Auto lenders are being urged to rethink how they measure price elasticity, according to FinTech pricing specialist Earnix, which argues that traditional demand modelling often fails once it meets the realities of the market.
In a recent post, Earnix explained that demand modelling in auto lending should, in theory, be simple: estimate the likelihood a customer accepts a loan at a given rate, plot the curve, and optimise. In practice, the firm argues, the concept unravels quickly.
The first complication, Earnix noted, is that APR is not really the price customers respond to. Most borrowers focus on whether they can afford the monthly payment, meaning longer terms, lower vehicle prices and dealer incentives can all offset a higher rate. Price, in other words, is part of a bundle, making its isolated effect difficult to measure.
A second, subtler issue is that rates are tied to the customer. Because pricing reflects credit score, income and risk profile, higher rates naturally cluster around higher-risk borrowers who are less likely to convert regardless of the offer. Lenders who fail to untangle these effects risk mistaking customer characteristics for price sensitivity.
Earnix also highlighted that many customers lack genuine choice. Declines, payment caps and debt-to-income limits mean apparent “low demand” at higher rates may simply reflect borrowers who could not take the loan at all. In indirect lending, dealer markups and deal packaging add yet another layer beyond the lender’s control.

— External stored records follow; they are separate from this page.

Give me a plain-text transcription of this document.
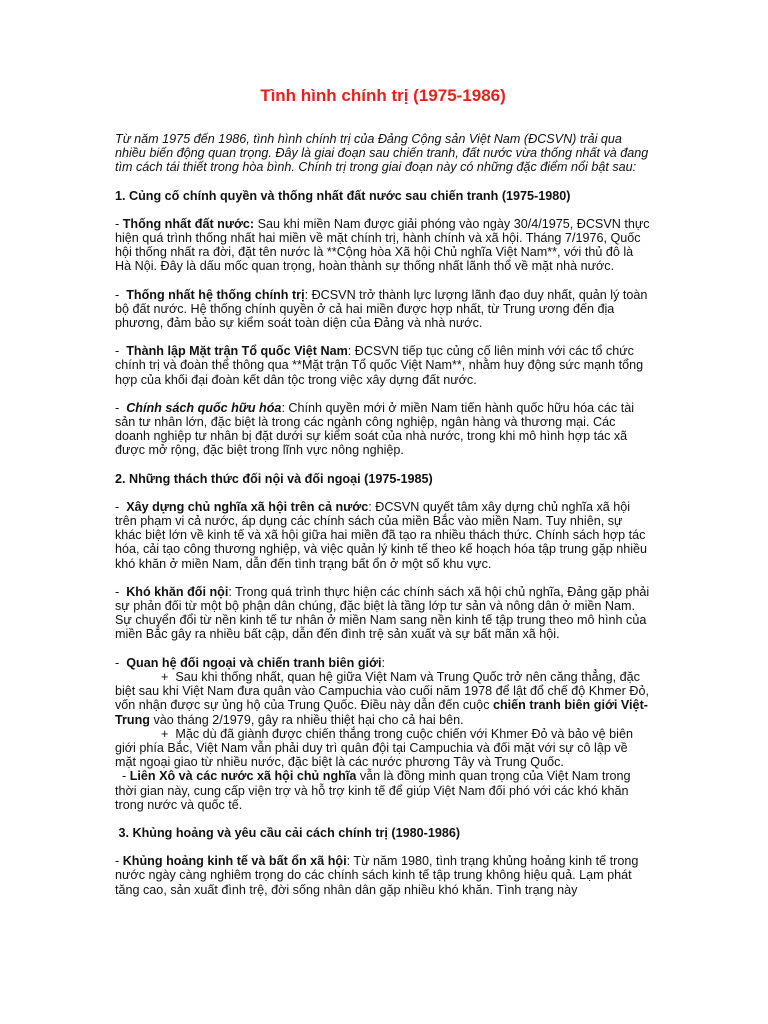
Tình hình chính trị (1975-1986)

Từ năm 1975 đến 1986, tình hình chính trị của Đảng Cộng sản Việt Nam (ĐCSVN) trải qua nhiều biến động quan trọng. Đây là giai đoạn sau chiến tranh, đất nước vừa thống nhất và đang tìm cách tái thiết trong hòa bình. Chính trị trong giai đoạn này có những đặc điểm nổi bật sau:

1. Củng cố chính quyền và thống nhất đất nước sau chiến tranh (1975-1980)

- Thống nhất đất nước: Sau khi miền Nam được giải phóng vào ngày 30/4/1975, ĐCSVN thực hiện quá trình thống nhất hai miền về mặt chính trị, hành chính và xã hội. Tháng 7/1976, Quốc hội thống nhất ra đời, đặt tên nước là **Cộng hòa Xã hội Chủ nghĩa Việt Nam**, với thủ đô là Hà Nội. Đây là dấu mốc quan trọng, hoàn thành sự thống nhất lãnh thổ về mặt nhà nước.

-  Thống nhất hệ thống chính trị: ĐCSVN trở thành lực lượng lãnh đạo duy nhất, quản lý toàn bộ đất nước. Hệ thống chính quyền ở cả hai miền được hợp nhất, từ Trung ương đến địa phương, đảm bảo sự kiểm soát toàn diện của Đảng và nhà nước.

-  Thành lập Mặt trận Tổ quốc Việt Nam: ĐCSVN tiếp tục củng cố liên minh với các tổ chức chính trị và đoàn thể thông qua **Mặt trận Tổ quốc Việt Nam**, nhằm huy động sức mạnh tổng hợp của khối đại đoàn kết dân tộc trong việc xây dựng đất nước.

-  Chính sách quốc hữu hóa: Chính quyền mới ở miền Nam tiến hành quốc hữu hóa các tài sản tư nhân lớn, đặc biệt là trong các ngành công nghiệp, ngân hàng và thương mại. Các doanh nghiệp tư nhân bị đặt dưới sự kiểm soát của nhà nước, trong khi mô hình hợp tác xã được mở rộng, đặc biệt trong lĩnh vực nông nghiệp.

2. Những thách thức đối nội và đối ngoại (1975-1985)

-  Xây dựng chủ nghĩa xã hội trên cả nước: ĐCSVN quyết tâm xây dựng chủ nghĩa xã hội trên phạm vi cả nước, áp dụng các chính sách của miền Bắc vào miền Nam. Tuy nhiên, sự khác biệt lớn về kinh tế và xã hội giữa hai miền đã tạo ra nhiều thách thức. Chính sách hợp tác hóa, cải tạo công thương nghiệp, và việc quản lý kinh tế theo kế hoạch hóa tập trung gặp nhiều khó khăn ở miền Nam, dẫn đến tình trạng bất ổn ở một số khu vực.

-  Khó khăn đối nội: Trong quá trình thực hiện các chính sách xã hội chủ nghĩa, Đảng gặp phải sự phản đối từ một bộ phận dân chúng, đặc biệt là tầng lớp tư sản và nông dân ở miền Nam. Sự chuyển đổi từ nền kinh tế tư nhân ở miền Nam sang nền kinh tế tập trung theo mô hình của miền Bắc gây ra nhiều bất cập, dẫn đến đình trệ sản xuất và sự bất mãn xã hội.

-  Quan hệ đối ngoại và chiến tranh biên giới:
+  Sau khi thống nhất, quan hệ giữa Việt Nam và Trung Quốc trở nên căng thẳng, đặc biệt sau khi Việt Nam đưa quân vào Campuchia vào cuối năm 1978 để lật đổ chế độ Khmer Đỏ, vốn nhận được sự ủng hộ của Trung Quốc. Điều này dẫn đến cuộc chiến tranh biên giới Việt-Trung vào tháng 2/1979, gây ra nhiều thiệt hại cho cả hai bên.
+  Mặc dù đã giành được chiến thắng trong cuộc chiến với Khmer Đỏ và bảo vệ biên giới phía Bắc, Việt Nam vẫn phải duy trì quân đội tại Campuchia và đối mặt với sự cô lập về mặt ngoại giao từ nhiều nước, đặc biệt là các nước phương Tây và Trung Quốc.
- Liên Xô và các nước xã hội chủ nghĩa vẫn là đồng minh quan trọng của Việt Nam trong thời gian này, cung cấp viện trợ và hỗ trợ kinh tế để giúp Việt Nam đối phó với các khó khăn trong nước và quốc tế.

3. Khủng hoảng và yêu cầu cải cách chính trị (1980-1986)

- Khủng hoảng kinh tế và bất ổn xã hội: Từ năm 1980, tình trạng khủng hoảng kinh tế trong nước ngày càng nghiêm trọng do các chính sách kinh tế tập trung không hiệu quả. Lạm phát tăng cao, sản xuất đình trệ, đời sống nhân dân gặp nhiều khó khăn. Tình trạng này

Despite these challenges, Earnix maintains elasticity still matters, just not as a single number. Sensitivity varies by segment, channel, deal structure and market conditions, and shifts over time. The more useful question, the firm suggests, is what the best offer is for a specific customer and deal, balancing volume against margin to maximise expected profit.
This is where many lenders hit an operational wall. Building a model is achievable almost anywhere today, Earnix argues, but deploying, monitoring and recalibrating pricing strategies at scale is far harder.
Its Price-It platform is designed to close that gap, evaluating acceptance likelihood, margin and risk at each price point while respecting regulatory limits, dealer markup rules and business strategy. The result is a shift from static rate sheets to deal-level, model-driven pricing.